Liu Peter, Dillingham Rebecca, McManus Kathleen
Department of Internal Medicine, University of Virginia, PO Box 801379, Charlottesville, VA 22908 USA.
Division of Infectious Diseases and International Health, University of Virginia, PO Box 801379, Charlottesville, VA 22908 USA.
AIDS Res Ther. 2017 May 2;14:25. doi: 10.1186/s12981-017-0152-0. eCollection 2017.
Immune reconstitution inflammatory syndrome (IRIS) can manifest with initiation or reintroduction of antiretroviral therapy (ART) in persons living with HIV (PLWH). In 2012, updated United States treatment guidelines recommended initiation of ART for all PLWH regardless of CD4 count. The objectives of this study were to quantify hospital usage attributable to IRIS and assess the reasons for hospitalization in PLWH before and after the guideline update.

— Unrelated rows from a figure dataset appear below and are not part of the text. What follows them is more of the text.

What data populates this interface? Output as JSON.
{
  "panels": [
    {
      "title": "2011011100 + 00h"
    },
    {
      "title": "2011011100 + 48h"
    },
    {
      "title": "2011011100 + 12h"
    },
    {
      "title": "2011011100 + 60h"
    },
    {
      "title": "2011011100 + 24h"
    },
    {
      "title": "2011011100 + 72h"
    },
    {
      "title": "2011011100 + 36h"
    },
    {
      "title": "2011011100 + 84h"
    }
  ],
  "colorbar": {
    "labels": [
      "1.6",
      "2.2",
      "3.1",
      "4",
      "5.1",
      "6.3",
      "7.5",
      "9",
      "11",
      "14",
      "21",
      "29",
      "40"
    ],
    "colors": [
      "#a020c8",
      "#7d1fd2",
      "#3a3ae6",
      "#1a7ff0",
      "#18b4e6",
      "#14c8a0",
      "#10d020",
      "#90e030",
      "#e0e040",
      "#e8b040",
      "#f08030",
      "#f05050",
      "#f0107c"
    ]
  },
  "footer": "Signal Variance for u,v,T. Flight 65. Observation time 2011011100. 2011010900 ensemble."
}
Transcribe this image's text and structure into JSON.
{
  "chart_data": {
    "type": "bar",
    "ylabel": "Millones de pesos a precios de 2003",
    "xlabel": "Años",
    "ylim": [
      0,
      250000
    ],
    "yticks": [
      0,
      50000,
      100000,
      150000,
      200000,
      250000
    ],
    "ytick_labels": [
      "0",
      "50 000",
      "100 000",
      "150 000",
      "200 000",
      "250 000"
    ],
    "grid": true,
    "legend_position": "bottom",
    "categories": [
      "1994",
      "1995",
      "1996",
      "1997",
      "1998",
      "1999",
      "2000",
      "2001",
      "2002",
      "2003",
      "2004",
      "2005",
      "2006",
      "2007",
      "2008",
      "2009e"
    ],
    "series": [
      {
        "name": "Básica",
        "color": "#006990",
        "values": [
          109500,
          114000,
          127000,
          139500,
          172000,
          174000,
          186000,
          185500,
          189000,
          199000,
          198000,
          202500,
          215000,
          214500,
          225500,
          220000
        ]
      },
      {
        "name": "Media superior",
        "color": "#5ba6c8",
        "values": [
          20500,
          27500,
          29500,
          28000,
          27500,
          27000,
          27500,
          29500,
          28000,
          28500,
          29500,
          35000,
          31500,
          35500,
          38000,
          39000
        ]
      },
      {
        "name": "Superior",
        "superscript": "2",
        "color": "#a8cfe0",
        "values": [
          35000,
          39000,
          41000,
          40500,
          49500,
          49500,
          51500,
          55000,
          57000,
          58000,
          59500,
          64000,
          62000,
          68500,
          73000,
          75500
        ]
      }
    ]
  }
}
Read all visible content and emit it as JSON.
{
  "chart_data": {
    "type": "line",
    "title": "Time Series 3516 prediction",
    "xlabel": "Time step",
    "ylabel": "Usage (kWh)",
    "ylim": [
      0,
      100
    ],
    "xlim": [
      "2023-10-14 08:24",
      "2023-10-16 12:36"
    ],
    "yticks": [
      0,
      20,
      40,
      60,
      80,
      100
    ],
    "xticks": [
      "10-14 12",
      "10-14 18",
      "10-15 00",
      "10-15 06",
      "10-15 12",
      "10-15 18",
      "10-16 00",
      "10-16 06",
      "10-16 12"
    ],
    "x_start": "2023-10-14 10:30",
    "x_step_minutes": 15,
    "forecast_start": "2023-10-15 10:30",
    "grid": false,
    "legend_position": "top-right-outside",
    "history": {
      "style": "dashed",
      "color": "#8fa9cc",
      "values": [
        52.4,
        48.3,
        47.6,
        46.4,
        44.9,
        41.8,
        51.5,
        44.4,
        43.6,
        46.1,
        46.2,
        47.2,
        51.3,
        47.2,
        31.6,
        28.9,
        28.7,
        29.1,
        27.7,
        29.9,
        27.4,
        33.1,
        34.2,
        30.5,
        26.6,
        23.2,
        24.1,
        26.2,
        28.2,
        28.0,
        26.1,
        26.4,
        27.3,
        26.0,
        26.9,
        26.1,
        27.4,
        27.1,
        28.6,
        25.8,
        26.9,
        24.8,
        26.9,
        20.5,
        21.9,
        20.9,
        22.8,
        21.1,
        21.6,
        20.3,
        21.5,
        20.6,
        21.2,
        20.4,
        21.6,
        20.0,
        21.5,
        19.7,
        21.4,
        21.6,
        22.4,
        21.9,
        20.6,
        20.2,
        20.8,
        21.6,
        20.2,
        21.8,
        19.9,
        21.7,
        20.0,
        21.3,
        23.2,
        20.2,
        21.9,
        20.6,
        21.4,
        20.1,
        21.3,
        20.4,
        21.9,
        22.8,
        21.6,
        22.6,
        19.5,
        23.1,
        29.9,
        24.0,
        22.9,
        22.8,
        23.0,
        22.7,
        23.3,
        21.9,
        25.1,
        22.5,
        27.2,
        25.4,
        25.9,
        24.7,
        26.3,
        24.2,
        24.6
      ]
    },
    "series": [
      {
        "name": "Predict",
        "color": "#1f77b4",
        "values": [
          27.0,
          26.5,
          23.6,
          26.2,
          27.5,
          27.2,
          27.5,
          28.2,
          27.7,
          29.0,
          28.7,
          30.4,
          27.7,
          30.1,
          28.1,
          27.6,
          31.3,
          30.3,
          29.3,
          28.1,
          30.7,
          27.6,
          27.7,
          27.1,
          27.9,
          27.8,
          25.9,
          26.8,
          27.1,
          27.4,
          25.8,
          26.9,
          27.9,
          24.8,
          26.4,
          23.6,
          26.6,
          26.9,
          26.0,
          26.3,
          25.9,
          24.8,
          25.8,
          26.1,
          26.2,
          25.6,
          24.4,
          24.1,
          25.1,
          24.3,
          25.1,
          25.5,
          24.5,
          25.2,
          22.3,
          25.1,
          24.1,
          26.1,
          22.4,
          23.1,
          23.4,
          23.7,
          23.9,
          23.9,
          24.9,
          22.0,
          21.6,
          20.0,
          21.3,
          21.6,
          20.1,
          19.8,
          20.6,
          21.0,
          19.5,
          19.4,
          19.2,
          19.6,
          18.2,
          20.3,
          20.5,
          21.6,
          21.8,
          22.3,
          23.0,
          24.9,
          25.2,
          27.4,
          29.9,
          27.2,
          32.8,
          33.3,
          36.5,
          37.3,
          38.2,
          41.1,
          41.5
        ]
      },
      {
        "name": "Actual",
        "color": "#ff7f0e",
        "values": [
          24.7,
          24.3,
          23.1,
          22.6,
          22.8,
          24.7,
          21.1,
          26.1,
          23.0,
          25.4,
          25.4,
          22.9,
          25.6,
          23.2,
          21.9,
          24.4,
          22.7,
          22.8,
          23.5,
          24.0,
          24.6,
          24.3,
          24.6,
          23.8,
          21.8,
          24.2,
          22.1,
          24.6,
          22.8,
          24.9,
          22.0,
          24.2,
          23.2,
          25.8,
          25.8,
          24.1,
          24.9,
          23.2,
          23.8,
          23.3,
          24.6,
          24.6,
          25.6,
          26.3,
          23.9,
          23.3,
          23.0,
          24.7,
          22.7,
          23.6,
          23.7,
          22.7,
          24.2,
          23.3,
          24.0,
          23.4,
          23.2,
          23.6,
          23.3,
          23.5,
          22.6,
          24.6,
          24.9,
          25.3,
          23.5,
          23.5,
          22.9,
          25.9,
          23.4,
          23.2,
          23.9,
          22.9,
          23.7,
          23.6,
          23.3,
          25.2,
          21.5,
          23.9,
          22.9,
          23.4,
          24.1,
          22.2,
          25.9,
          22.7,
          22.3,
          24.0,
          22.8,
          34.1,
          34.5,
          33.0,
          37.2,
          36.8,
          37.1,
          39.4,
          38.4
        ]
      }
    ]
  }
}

Subjects were PLWH between 18-89 years of age who were hospitalized between November 1, 2009 and July 31, 2014. Equivalent time periods before and after updated treatment guidelines were considered, and designated as Time Period 1 and Time Period 2, respectively. IRIS-attributable hospitalizations were identified by ICD9 codes and electronic medical record searches with subsequent review and confirmation. For hospitalizations that were not confirmed as being IRIS-attributable, primary discharge diagnoses were reviewed.
A total of 278 PLWH were hospitalized 521 times throughout the study period. Time Period 1 had 9 PLWH with 12 IRIS-attributable hospitalizations while Time Period 2 had 6 PLWH with 9 IRIS-attributable hospitalizations. A larger proportion of IRIS-attributable hospital days was observed in Time Period 1 compared to Time Period 2 (7.5 vs 4.2%; p < 0.001). Median length of stay for IRIS-attributable hospitalizations was longer than for other diagnoses, particularly during Time Period 1 (12.0 vs 4.0; p = 0.05). The most common causes for hospitalizations in PLWH were non AIDS-defining infection, AIDS-defining malignancy, and gastrointestinal. PLWH who had HIV viral suppression (<200 copies/mL) accounted for 34 and 24% of hospitalizations in Time Periods 1 and 2 respectively.
Hospitalizations for PLWH continue at high rates and IRIS is a significant contributing factor. In our single-center study, there was a lower number of IRIS-attributable hospitalizations and IRIS-attributable hospital days in Time Period 2 compared with Time Period 1. The hospital burden of IRIS may decrease over time as more PLWH are started on ART earlier in the course of infection. This study highlights the continued importance of early diagnosis and linkage to care of those infected with HIV, so that morbidity and costs associated with IRIS continue to decline.
免疫重建炎症综合征(IRIS)可在接受抗逆转录病毒治疗(ART)的HIV感染者(PLWH)开始治疗或重新接受治疗时出现。2012年,美国更新的治疗指南建议所有PLWH无论CD4细胞计数如何均开始接受ART治疗。本研究的目的是量化IRIS导致的住院情况,并评估指南更新前后PLWH住院的原因。
研究对象为年龄在18 - 89岁之间、于2009年11月1日至2014年7月31日期间住院的PLWH。考虑更新治疗指南前后的等效时间段,分别指定为时间段1和时间段2。通过ICD9编码和电子病历搜索确定IRIS相关的住院病例,随后进行审查和确认。对于未确认为IRIS相关的住院病例,审查主要出院诊断。
在整个研究期间,共有278名PLWH住院521次。时间段1有9名PLWH发生12次IRIS相关住院,而时间段2有6名PLWH发生9次IRIS相关住院。与时间段2相比,时间段1中IRIS相关住院天数的比例更高(7.5%对4.2%;p < 0.001)。IRIS相关住院的中位住院时间长于其他诊断,特别是在时间段1(12.0天对4.0天;p = 0.05)。PLWH住院的最常见原因是非艾滋病定义性感染、艾滋病定义性恶性肿瘤和胃肠道疾病。HIV病毒得到抑制(<200拷贝/mL)的PLWH分别占时间段1和时间段2住院病例的34%和24%。
PLWH的住院率仍然很高,IRIS是一个重要的促成因素。在我们的单中心研究中,与时间段1相比,时间段2中IRIS相关住院病例数和IRIS相关住院天数较少。随着越来越多的PLWH在感染过程中更早开始接受ART治疗,IRIS的住院负担可能会随着时间的推移而降低。本研究强调了对HIV感染者进行早期诊断和与护理机构建立联系的持续重要性,以便与IRIS相关的发病率和成本继续下降。